При мысли о планах, которые я строил под конец своего пребывания в Булавайо[1], мне хотелось кусать губы от досады. Я скопил некоторую сумму – не огромную, но по моим меркам вполне приличную – и заранее предвкушал разнообразные удовольствия, которым собирался предаться в Лондоне. Мой отец увез меня из Шотландии, когда мне было всего шесть лет, и с тех пор я ни разу не бывал на родине; неудивительно, что Англия казалась мне чем-то вроде сказки из «Тысячи и одной ночи», и я рассчитывал осесть там до конца своих дней.

Но жизнь в Англии быстро меня разочаровала. Всего за неделю я устал от созерцания достопримечательностей; меньше чем за месяц пресытился ресторанами, театрами и скачками. Возможно, моя хандра объяснялась тем, что я так и не обзавелся добрым приятелем, готовым разделить со мной досуг. Многие приглашали меня в гости – но, кажется, только затем, чтобы задать два-три ничего не значивших вопроса о Южной Африке и тут же перейти к обсуждению собственных дел. Дамы – поборницы имперской идеи – то и дело звали меня на чаепития со школьными директорами из Новой Зеландии или газетчиками из Ванкувера; такие собрания бывали особенно несносны. Здоровый телом и душой тридцатисемилетний мужчина со средствами, вполне достаточными для беззаботного времяпрепровождения, я только и делал, что дни напролет зевал от скуки. Дошло до того, что я почти решился бежать и вернуться в свой вельд[2], полагая себя самым скучающим подданным Соединенного Королевства.

В тот день, возвращаясь домой после разноса маклерам по поводу моих вложений, который я устроил просто для того, чтобы чем-нибудь занять мозги, я заглянул в свой клуб или, вернее сказать, кабачок, обслуживавший выходцев из колоний. Я потягивал пиво и читал вечерние газеты. Все они наперебой сообщали о конфликте на юго-востоке Европы; в одной из них мне попалась на глаза статья о греческом премьере Каролидесе. Пожалуй, мне нравился этот парень. Судя по тому, что о нем говорилось, он был единственной по-настоящему значительной фигурой во всем балканском спектакле. Кроме того, он вел честную игру, чего нельзя было сказать о большинстве остальных. Насколько я понял, в Берлине и Вене его ненавидели черной ненавистью, тогда как мы, наоборот, собирались поддержать – одна из газет даже объявила Каролидеса «последним барьером на пути Европы к Армагеддону».

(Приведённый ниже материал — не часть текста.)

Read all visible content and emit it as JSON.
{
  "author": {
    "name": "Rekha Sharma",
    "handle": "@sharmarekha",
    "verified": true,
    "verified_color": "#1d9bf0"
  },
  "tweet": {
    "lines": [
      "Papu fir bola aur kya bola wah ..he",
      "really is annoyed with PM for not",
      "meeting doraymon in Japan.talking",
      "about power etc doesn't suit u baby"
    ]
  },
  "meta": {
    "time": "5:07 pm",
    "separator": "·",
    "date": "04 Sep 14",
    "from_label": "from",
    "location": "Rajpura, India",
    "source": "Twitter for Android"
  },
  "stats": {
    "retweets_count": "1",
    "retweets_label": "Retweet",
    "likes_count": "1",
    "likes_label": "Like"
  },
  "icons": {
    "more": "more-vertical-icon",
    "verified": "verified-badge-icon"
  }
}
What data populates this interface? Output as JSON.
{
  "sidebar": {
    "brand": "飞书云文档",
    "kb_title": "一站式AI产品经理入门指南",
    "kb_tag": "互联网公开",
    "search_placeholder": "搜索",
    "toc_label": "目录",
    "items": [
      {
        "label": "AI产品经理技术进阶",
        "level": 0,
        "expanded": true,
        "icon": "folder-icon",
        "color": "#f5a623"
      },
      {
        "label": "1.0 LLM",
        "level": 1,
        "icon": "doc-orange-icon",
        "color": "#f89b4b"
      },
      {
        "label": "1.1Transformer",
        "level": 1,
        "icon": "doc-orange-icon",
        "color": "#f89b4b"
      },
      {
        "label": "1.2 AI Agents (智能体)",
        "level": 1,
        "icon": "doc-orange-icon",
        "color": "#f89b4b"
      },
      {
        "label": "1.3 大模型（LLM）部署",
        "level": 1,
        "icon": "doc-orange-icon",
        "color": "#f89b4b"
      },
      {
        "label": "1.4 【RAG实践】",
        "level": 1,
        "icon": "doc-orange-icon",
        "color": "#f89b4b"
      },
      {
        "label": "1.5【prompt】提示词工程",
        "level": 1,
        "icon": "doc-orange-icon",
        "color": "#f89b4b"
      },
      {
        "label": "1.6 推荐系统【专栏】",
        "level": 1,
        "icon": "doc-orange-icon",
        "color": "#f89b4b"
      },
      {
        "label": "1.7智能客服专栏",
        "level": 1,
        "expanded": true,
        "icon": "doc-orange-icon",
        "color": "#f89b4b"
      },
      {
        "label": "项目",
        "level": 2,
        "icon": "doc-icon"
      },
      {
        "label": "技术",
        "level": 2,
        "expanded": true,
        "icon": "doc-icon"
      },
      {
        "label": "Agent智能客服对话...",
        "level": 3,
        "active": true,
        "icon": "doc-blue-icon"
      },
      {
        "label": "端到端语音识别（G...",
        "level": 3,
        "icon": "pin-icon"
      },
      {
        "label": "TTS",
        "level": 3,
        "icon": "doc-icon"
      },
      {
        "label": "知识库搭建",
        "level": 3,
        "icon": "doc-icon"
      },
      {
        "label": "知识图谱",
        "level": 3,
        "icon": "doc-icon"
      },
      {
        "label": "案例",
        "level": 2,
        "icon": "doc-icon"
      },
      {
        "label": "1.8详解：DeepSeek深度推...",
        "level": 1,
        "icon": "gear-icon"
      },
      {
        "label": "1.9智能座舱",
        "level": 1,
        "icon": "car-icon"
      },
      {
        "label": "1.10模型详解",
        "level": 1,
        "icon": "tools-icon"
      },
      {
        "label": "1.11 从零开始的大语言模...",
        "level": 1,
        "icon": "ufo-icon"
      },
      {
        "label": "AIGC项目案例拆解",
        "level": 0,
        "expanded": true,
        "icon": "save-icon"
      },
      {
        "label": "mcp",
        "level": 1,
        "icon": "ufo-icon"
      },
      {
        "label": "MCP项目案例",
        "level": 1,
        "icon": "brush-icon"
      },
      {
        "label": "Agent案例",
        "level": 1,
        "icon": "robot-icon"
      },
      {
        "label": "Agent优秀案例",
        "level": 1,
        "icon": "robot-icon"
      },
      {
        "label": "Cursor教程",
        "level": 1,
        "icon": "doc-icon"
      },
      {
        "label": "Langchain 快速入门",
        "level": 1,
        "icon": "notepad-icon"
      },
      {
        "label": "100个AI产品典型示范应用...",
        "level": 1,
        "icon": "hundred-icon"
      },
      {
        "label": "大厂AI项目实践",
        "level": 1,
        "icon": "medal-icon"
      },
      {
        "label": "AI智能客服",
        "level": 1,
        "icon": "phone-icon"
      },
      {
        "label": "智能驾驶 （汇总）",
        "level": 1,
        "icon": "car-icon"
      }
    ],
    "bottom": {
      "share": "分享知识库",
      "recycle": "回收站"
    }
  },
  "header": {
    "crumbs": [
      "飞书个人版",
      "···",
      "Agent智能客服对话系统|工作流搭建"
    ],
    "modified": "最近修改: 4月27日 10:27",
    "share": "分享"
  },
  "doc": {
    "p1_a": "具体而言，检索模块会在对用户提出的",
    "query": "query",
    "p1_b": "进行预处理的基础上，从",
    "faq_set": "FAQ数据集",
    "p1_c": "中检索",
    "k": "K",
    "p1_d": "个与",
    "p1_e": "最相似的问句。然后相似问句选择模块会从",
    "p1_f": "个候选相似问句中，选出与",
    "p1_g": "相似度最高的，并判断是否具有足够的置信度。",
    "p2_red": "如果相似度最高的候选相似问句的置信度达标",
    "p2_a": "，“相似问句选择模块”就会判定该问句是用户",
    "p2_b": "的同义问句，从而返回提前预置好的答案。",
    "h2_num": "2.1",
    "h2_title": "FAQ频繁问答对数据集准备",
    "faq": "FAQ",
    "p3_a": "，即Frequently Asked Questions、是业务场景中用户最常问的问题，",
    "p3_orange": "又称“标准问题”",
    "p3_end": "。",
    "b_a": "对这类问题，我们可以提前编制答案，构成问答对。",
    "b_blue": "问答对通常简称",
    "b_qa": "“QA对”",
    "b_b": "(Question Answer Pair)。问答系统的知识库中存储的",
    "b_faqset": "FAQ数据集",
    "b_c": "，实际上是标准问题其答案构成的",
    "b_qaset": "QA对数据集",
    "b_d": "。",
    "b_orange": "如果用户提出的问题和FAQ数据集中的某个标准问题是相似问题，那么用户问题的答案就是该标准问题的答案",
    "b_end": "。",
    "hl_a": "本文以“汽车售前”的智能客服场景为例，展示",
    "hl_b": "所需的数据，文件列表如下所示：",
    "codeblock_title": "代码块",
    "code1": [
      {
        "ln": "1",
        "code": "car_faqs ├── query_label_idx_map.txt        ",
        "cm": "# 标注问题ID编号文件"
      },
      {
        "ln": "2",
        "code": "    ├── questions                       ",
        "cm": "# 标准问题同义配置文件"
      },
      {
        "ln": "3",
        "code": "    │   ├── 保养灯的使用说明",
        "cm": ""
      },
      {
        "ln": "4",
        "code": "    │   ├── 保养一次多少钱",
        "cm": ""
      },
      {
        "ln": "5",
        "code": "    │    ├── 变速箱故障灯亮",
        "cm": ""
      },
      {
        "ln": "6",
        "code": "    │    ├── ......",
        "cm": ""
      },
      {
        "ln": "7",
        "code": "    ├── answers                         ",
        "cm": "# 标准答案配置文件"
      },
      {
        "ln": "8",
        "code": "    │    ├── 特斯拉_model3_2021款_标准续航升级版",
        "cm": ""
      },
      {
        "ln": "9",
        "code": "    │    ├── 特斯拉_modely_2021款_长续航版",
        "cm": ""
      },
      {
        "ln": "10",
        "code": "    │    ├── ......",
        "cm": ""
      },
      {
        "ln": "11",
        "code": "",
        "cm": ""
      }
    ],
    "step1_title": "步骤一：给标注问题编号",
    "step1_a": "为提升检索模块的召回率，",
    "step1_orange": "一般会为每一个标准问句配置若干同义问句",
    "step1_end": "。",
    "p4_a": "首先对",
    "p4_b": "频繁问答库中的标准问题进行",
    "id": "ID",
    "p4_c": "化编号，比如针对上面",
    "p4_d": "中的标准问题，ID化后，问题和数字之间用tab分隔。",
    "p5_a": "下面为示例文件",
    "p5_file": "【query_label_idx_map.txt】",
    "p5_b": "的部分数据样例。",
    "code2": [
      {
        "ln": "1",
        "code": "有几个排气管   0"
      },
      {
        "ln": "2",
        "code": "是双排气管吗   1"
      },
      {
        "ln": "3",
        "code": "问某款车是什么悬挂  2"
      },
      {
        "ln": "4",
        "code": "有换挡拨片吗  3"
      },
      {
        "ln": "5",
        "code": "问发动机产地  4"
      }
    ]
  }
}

Я вспомнил, как раздумывал о том, смогу ли получить работу на Балканах. А еще мне пришло в голову, что Албания – явно не то место, где пришлось бы зевать и скучать.

Около шести вечера я зашел домой и переоделся, после чего поужинал в кафе «Ройял» и заглянул в мюзик-холл. Представление с участием женщин, резво скакавших по сцене, и мужчин с обезьяньими физиономиями было донельзя глупым, и я поспешил уйти. Безмятежным ясным вечером я пешком возвращался на Портленд-Плейс[3], где снимал квартиру. По тротуарам мимо меня сновали взад-вперед погруженные в свои заботы, болтавшие о своих делах люди, и я завидовал им, потому что все были чем-нибудь заняты. У всех продавщиц, клерков, денди и полисменов был некий интерес в жизни, поддерживавший их на житейской стезе. Я подал полкроны уличному попрошайке, увидев, как тот зевнул: он был моим собратом по несчастью. Выйдя на Оксфорд-Серкус[4], я поднял глаза к весенним небесам и поклялся самому себе, что если в течение следующих суток старая добрая Англия не найдет, наконец, чем меня развлечь, я куплю билет на ближайший пароход в Кейптаун.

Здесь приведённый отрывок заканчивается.